Вздохнул, осторожно положил фотку на письмо. Хотел было сгрести коробки и идти наверх, но вместо этого достал одну из лент. Прочитал на обложке: «ПРАЗДНИК ВОИНОВ / ПИОНЕРИЯ НА МАРШЕ» – и подошел к проектору…
…Когда строй развернулся во весь экран, Денис замер, охваченный странной восторженной дрожью. Он не узнавал лиц в этой стене, хотя там, конечно, были их ребята – лица стали одинаковыми под синими беретами, и ветер рвал галстуки. Синхронно взлетели руки барабанщиков в переднем ряду, и золотыми жерлами невиданных пушек поднялись между их плеч фанфары, на которых метнулись имперские полотнища.
– Ххххх… – выдохнул Денис, сжимая подлокотники кресла.
«Ра-та-та-та-там!» – грохнули барабаны в такт единому шагу мальчишеских ног.
«Та-таааа!» – подхватили фанфары.
И – звонкий голос какого-то мальчишки:
Трубачи, трубачи,Не хмелейте от славы!Не спешите треножить усталых коней.Вам не будет привалов, развеселья-забавы:Вам скакать до сегодняшних и до завтрашних дней!..
…Не сразу Денис понял, что рядом с креслом стоит Олег. А когда понял – посмотрел на него почти враждебно… и ничего не сказал. Странное было у Олега лицо.
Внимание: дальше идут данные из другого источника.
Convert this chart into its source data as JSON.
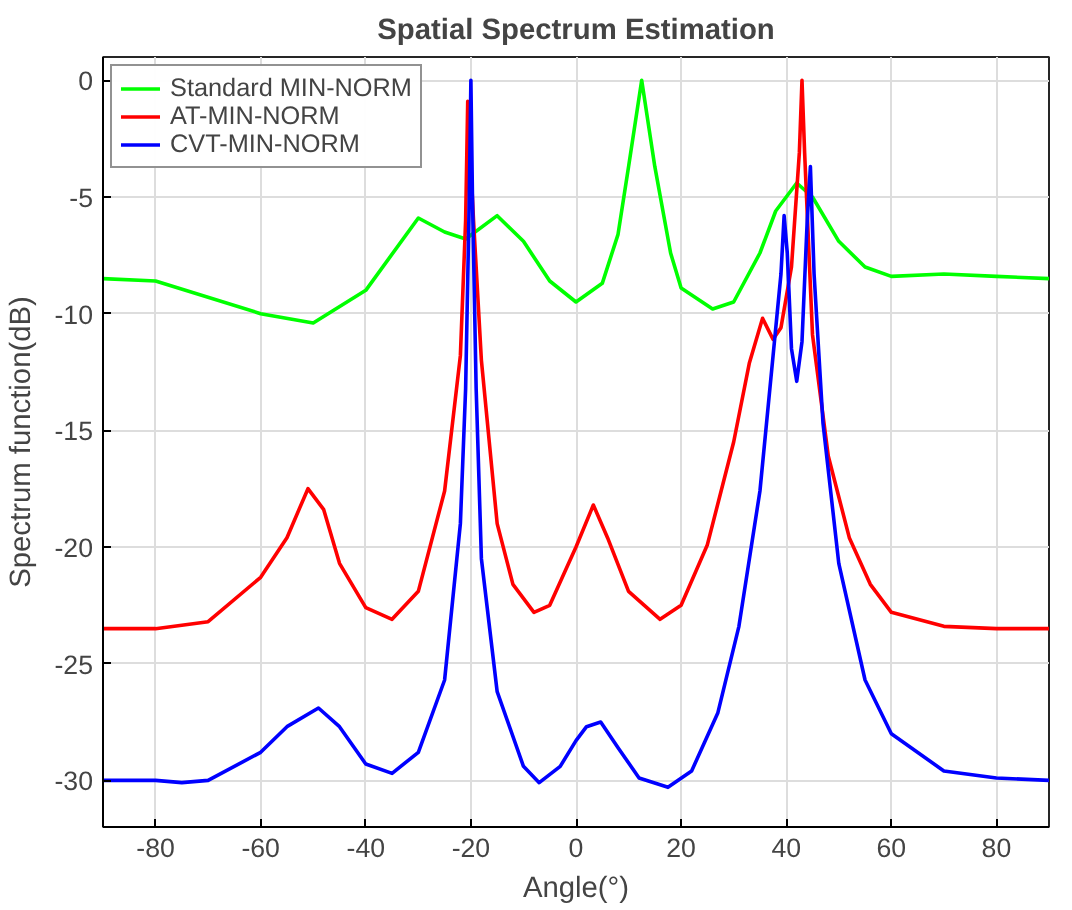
{
  "chart_data": {
    "type": "line",
    "title": "Spatial Spectrum Estimation",
    "xlabel": "Angle(°)",
    "ylabel": "Spectrum function(dB)",
    "xlim": [
      -90,
      90
    ],
    "ylim": [
      -32,
      1
    ],
    "xticks": [
      -80,
      -60,
      -40,
      -20,
      0,
      20,
      40,
      60,
      80
    ],
    "yticks": [
      -30,
      -25,
      -20,
      -15,
      -10,
      -5,
      0
    ],
    "grid": true,
    "legend": "top left",
    "marker": "none",
    "line_style": "solid",
    "series": [
      {
        "name": "Standard MIN-NORM",
        "color": "#00ff00",
        "x": [
          -90,
          -80,
          -60,
          -50,
          -40,
          -30,
          -25,
          -21,
          -15,
          -10,
          -5,
          0,
          5,
          8,
          10,
          12.5,
          15,
          18,
          20,
          26,
          30,
          35,
          38,
          42,
          45,
          50,
          55,
          60,
          70,
          80,
          90
        ],
        "values": [
          -8.5,
          -8.6,
          -10.0,
          -10.4,
          -9.0,
          -5.9,
          -6.5,
          -6.8,
          -5.8,
          -6.9,
          -8.6,
          -9.5,
          -8.7,
          -6.6,
          -3.7,
          0,
          -3.7,
          -7.4,
          -8.9,
          -9.8,
          -9.5,
          -7.4,
          -5.6,
          -4.4,
          -5.0,
          -6.9,
          -8.0,
          -8.4,
          -8.3,
          -8.4,
          -8.5
        ]
      },
      {
        "name": "AT-MIN-NORM",
        "color": "#ff0000",
        "x": [
          -90,
          -80,
          -70,
          -60,
          -55,
          -51,
          -48,
          -45,
          -40,
          -35,
          -30,
          -25,
          -22,
          -21,
          -20.6,
          -19.5,
          -18,
          -15,
          -12,
          -8,
          -5,
          -2,
          0,
          3.3,
          6,
          10,
          16,
          20,
          25,
          30,
          33,
          35.5,
          37.5,
          39,
          41,
          42.5,
          43,
          43.5,
          45,
          48,
          52,
          56,
          60,
          70,
          80,
          90
        ],
        "values": [
          -23.5,
          -23.5,
          -23.2,
          -21.3,
          -19.6,
          -17.5,
          -18.4,
          -20.7,
          -22.6,
          -23.1,
          -21.9,
          -17.6,
          -11.8,
          -6.0,
          -0.9,
          -6.0,
          -12.0,
          -19.0,
          -21.6,
          -22.8,
          -22.5,
          -21.0,
          -20.0,
          -18.2,
          -19.6,
          -21.9,
          -23.1,
          -22.5,
          -19.9,
          -15.5,
          -12.1,
          -10.2,
          -11.1,
          -10.6,
          -8.0,
          -3.1,
          0,
          -3.1,
          -10.9,
          -16.1,
          -19.6,
          -21.6,
          -22.8,
          -23.4,
          -23.5,
          -23.5
        ]
      },
      {
        "name": "CVT-MIN-NORM",
        "color": "#0000ff",
        "x": [
          -90,
          -80,
          -75,
          -70,
          -60,
          -55,
          -49,
          -45,
          -40,
          -35,
          -30,
          -25,
          -22,
          -21,
          -20.3,
          -20,
          -19.7,
          -19,
          -18,
          -15,
          -10,
          -7,
          -3,
          0,
          2,
          4.7,
          8,
          12,
          17.5,
          22,
          27,
          31,
          35,
          37.5,
          39,
          39.6,
          40.2,
          41,
          42,
          43,
          44,
          44.6,
          45.3,
          47,
          50,
          55,
          60,
          70,
          80,
          90
        ],
        "values": [
          -30.0,
          -30.0,
          -30.1,
          -30.0,
          -28.8,
          -27.7,
          -26.9,
          -27.7,
          -29.3,
          -29.7,
          -28.8,
          -25.7,
          -19.0,
          -13.2,
          -5.0,
          0,
          -5.0,
          -13.2,
          -20.5,
          -26.2,
          -29.4,
          -30.1,
          -29.4,
          -28.3,
          -27.7,
          -27.5,
          -28.6,
          -29.9,
          -30.3,
          -29.6,
          -27.1,
          -23.4,
          -17.6,
          -11.8,
          -8.3,
          -5.8,
          -7.4,
          -11.5,
          -12.9,
          -11.2,
          -6.0,
          -3.7,
          -8.3,
          -14.7,
          -20.7,
          -25.7,
          -28.0,
          -29.6,
          -29.9,
          -30.0
        ]
      }
    ]
  }
}
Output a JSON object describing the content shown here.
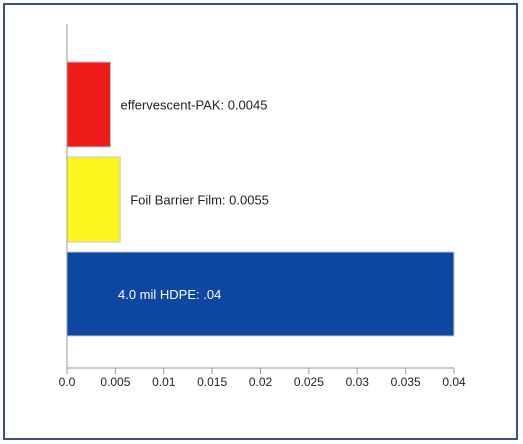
{
  "chart_data": {
    "type": "bar",
    "orientation": "horizontal",
    "title": "",
    "xlabel": "",
    "ylabel": "",
    "xlim": [
      0,
      0.04
    ],
    "grid": false,
    "legend": "none",
    "categories": [
      "effervescent-PAK",
      "Foil Barrier Film",
      "4.0 mil HDPE"
    ],
    "values": [
      0.0045,
      0.0055,
      0.04
    ],
    "bar_labels": [
      "effervescent-PAK: 0.0045",
      "Foil Barrier Film:  0.0055",
      "4.0 mil HDPE:  .04"
    ],
    "colors": [
      "#ee1b1b",
      "#fcf51d",
      "#0d47a1"
    ],
    "x_ticks": [
      0,
      0.005,
      0.01,
      0.015,
      0.02,
      0.025,
      0.03,
      0.035,
      0.04
    ],
    "x_tick_labels": [
      "0.0",
      "0.005",
      "0.01",
      "0.015",
      "0.02",
      "0.025",
      "0.03",
      "0.035",
      "0.04"
    ]
  }
}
Чуточку жадное, чуточку печальное, чуточку завистливое… а в общем – такое, будто он увидел наяву что-то давно забытое, что считал сном.
Денис молча отвернулся к экрану, с которого открыто и бесстрашно рвалось:
Ваши трубы не хрипнут и не старятся трубы!В медном горле у них умирает тоска.Ваши песни встают, вдохновенны и грубы,Как в атаку солдаты встают для броска!..[24]
…Кончилась пленка.
Стрекотал проектор.
Олег сел рядом, свесив между колен сцепленные руки, и Денис подвинулся. Мальчишка тихо, рвано дышал. Потом сказал тоскливо:
– Какие вы-ы…
– Обычные, – грубо буркнул Денис. – Две руки, две ноги, голова без мозгов. А что?
– Помоги нам, – вдруг сказал Олег, поднимая голову. Схватил Дениса за запястья горячими сухими пальцами – как браслеты надел. – Помоги нам, имперец. Ты же можешь. Ты не такой, как мы. Спаси нас. Мы хотим жить, но не знаем – как…
Денису отчетливо вспомнился рассказ деда – один из жутких и правдивых рассказов. Как он – и было ему ненамного больше лет, чем Денису – был с отрядом в разоренной деревушке беженцев. И умирающий старик, держа за руку мальчишку из другого мира, шептал: «Спаси… спаси нас, имперец…»
И он решился. Вот именно сейчас – и окончательно.
– А ты поможешь мне? – спросил он.
Олег встал. Вытянулся в струнку. И без наигрыша, просто сказал:
– Приказывай, командир.
* * *Рано утром поселок потрясло невиданное надругательство над устоями власти.
Приехавший на службу – как он важно именовал щестичасовое сидение в роскошном кондиционированном кабинете – Иван Павлович Безгин выходил из служебной машины. Автомобиль, как всегда, остановился точно напротив входа в Думу. Безгину оставалось сделать пару шагов. Он брезгливо ступил в лужу, проворчав, что надо приказать их немедленно размести, ну и что, что ливень… и с сочным плеском скрылся с глаз обалдевшей охраны по пояс.